"You've got a protection against the terror beam," said the general matter-of-factly. "So have we. But ours weighs two tons. Yours can be carried without being a burden. And—" his eyes went to the unlikely cheese grater over Lockley's shoulder—"and yours detonates explosives. If we can equip the world with those, Lockley, we'll have peace!"

Lockley thought of a decisive test. He grimaced.

"You want me to risk being a traitor! All right, what's in it for me? What am I offered?"

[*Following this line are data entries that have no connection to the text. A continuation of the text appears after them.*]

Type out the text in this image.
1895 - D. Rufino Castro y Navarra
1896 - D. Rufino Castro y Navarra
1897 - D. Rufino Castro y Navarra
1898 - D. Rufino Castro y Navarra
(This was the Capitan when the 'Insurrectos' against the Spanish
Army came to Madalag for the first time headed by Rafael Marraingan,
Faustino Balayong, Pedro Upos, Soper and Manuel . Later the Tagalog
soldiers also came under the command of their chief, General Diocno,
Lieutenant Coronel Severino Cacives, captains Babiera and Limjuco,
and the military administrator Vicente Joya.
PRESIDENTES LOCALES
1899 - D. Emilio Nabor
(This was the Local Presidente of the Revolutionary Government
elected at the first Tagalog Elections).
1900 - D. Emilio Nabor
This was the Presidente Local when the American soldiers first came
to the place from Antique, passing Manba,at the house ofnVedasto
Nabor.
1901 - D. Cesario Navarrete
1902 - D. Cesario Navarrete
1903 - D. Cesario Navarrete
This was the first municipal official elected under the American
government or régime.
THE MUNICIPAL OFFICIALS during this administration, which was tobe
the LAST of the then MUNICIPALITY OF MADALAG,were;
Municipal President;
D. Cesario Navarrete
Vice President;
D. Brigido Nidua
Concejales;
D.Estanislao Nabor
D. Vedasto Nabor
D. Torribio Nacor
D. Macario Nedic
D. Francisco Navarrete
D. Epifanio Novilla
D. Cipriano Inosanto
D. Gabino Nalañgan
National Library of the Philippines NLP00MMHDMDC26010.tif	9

The general shrugged, his eyes hardening. Vale spread out his hands. Sattell snorted. Jill moistened her lips. Lockley turned upon her.

"You want me to believe," he said harshly. "What do you offer if I turn over the thing to these men you say are honest men and neither spies or traitors. What do you offer?"

She stared at him. Then she said quietly, "Nothing."

Lockley hesitated once more, for a long instant. But that was the right answer. Nobody who'd been bought or bribed or frightened into being a traitor would have thought of it.

"That," said Lockley, "by a strange coincidence happens to be my price."

He ripped away a wire. He flung the queer combination of pocket radio and cheese and nutmeg graters to the general.

"I'll explain later how it works," he said wearily, "—if I haven't made a mistake."